How much fluids should I take while breastfeeding?
It can be a busy life nursing, diapering, working and what not. It is important to keep your body hydrated since it affects the milk production. Make sure you drink some fluids such as fresh juices, milk, butter milk, coconut water or at least plain water before you breastfeed. Expert advice would be to drink at least eight glasses of water. But in the busy days of early motherhood, who has the time to keep a tab on the number of glasses, right? One good way to keep a tab on your fluid intake is to count your visits to the bathroom. If you pee every two hours or so, you should be doing fine.
What foods should I avoid in my breastfeeding diet?

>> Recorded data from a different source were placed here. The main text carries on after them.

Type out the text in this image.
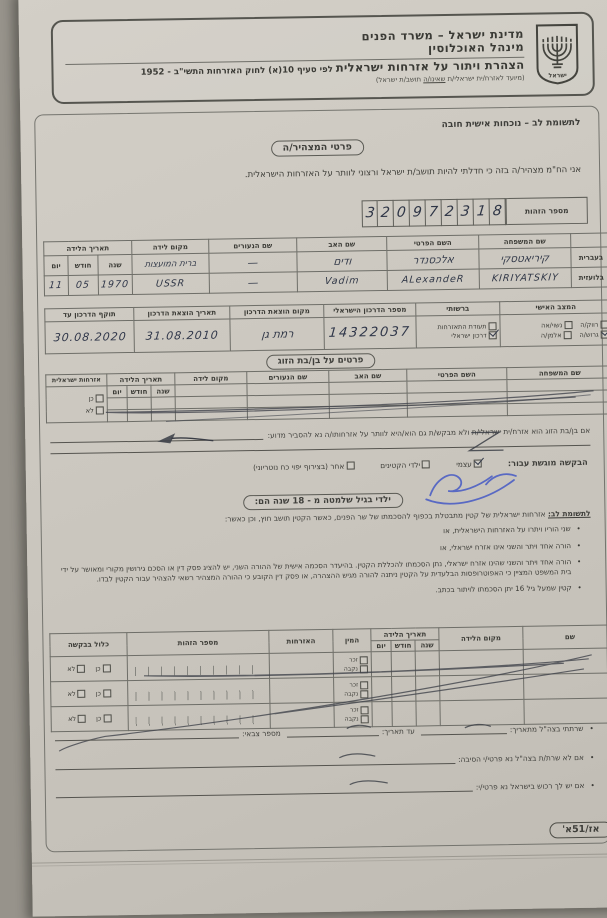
ישראל
מדינת ישראל – משרד הפנים
מינהל האוכלוסין
הצהרת ויתור על אזרחות ישראלית לפי סעיף 10(א) לחוק האזרחות התשי"ב - 1952
(מיועד לאזרח/ית ישראלי/ת שאינו/ה תושב/ת ישראל)
לתשומת לב – נוכחות אישית חובה
פרטי המצהיר/ה
אני הח"מ מצהיר/ה בזה כי חדלתי להיות תושב/ת ישראל ורצוני לוותר על האזרחות הישראלית.
3 2 0 9 7 2 3 1 8	מספר הזהות
	שם המשפחה	השם הפרטי	שם האב	שם הנעורים	מקום לידה	תאריך הלידה		
בעברית	קיריאטסקי	אלכסנדר	ודים	—	ברית המועצות	שנה	חודש	יום
בלועזית	KIRIYATSKIY	ALexandeR	Vadim	—	USSR	1970	05	11
המצב האישי	ברשותי	מספר הדרכון הישראלי	מקום הוצאת הדרכון	תאריך הוצאת הדרכון	תוקף הדרכון עד

רווק/ה
נשוי/אה
גרוש/ה
אלמן/ה

תעודת התאזרחות
דרכון ישראלי
	14322037	רמת גן	31.08.2010	30.08.2020
פרטים על בן/בת הזוג
שם המשפחה	השם הפרטי	שם האב	שם הנעורים	מקום לידה	תאריך הלידה			אזרחות ישראלית
					שנה	חודש	יום	כן
לא

אם בן/בת הזוג הוא אזרח/ית ישראלי/ת ולא מבקש/ת גם הוא/היא לוותר על אזרחותו/ה נא להסביר מדוע:
הבקשה מוגשת עבור:
עצמי
ילדי הקטינים
אחר (בצירוף יפוי כח נוטריוני)
ילדי בגיל שלמטה מ - 18 שנה הם:
לתשומת לב: אזרחות ישראלית של קטין מתבטלת בכפוף להסכמתו של שר הפנים, כאשר הקטין תושב חוץ, וכן כאשר:
• שני הוריו ויתרו על האזרחות הישראלית, או
• הורה אחד ויתר והשני אינו אזרח ישראלי, או
• הורה אחד ויתר והשני שהינו אזרח ישראלי, נתן הסכמתו להכללת הקטין. בהיעדר הסכמה אישית של ההורה השני, יש להציג פסק דין או הסכם גירושין מקורי ומאושר על ידי בית המשפט המציין כי האפוטרופסות הבלעדית על הקטין ניתנה להורה מגיש ההצהרה, או פסק דין הקובע כי ההורה המצהיר רשאי להצהיר עבור הקטין לבדו.
• קטין שמעל גיל 16 יתן הסכמתו לויתור בכתב.
שם	מקום הלידה	תאריך הלידה			המין	האזרחות	מספר הזהות	כלול בבקשה
		שנה	חודש	יום				

					זכר
נקבה			כן
לא

					זכר
נקבה			כן
לא

					זכר
נקבה			כן
לא
•
שרתתי בצה"ל מתאריך:
עד תאריך:
מספר צבאי:
•
אם לא שרת/ת בצה"ל נא פרטי/י הסיבה:
•
אם יש לך רכוש בישראל נא פרטי/י:
אז/51א'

Make sure you control your sugar intake. Also cut down on coffee, as it might play with your baby’s sleep. You wouldn’t want a baby who refuses to sleep, do you? Aerated drinks which contain empty calories can be replaced with lassi, buttermilk, coconut water and lime juice. Keep a mental note of what you eat every day. If you notice that your baby is especially fussy when you eat a particular food item, observe how she reacts when you eat it the next time. If you find an allergic food item which might transfer the sensitivity through breast milk, avoid that till your baby is a little older. Cow’s milk, eggs, peanuts and certain kinds of fish that contain higher levels of mercury are some of the major allergens. It goes without saying that you should say no to those occasional glasses of wine and alcohol.
I am a vegetarian. What should be my breastfeeding diet?
If you are a vegetarian mother, take utmost care to include foods that are rich in iron, protein and calcium in your diet. Snack on dry fruits and nuts; add peas and lentils, leafy vegetables, tomatoes and capsicum to your diet. Make sure you drink a glass of milk every day. If you follow a vegetarian diet, it will be ideal to discuss it with your doctor since there are some vitamins like vitamin B-12 exclusively found in animal products. You might want to take supplements for that.
Special note: Remember, adding specific foods to your post-pregnancy diet is not enough to increase breast-milk. The key to increasing milk supply is to regularly breastfeed your little one. Keeping your body hydrated and taking enough rest are also important for you.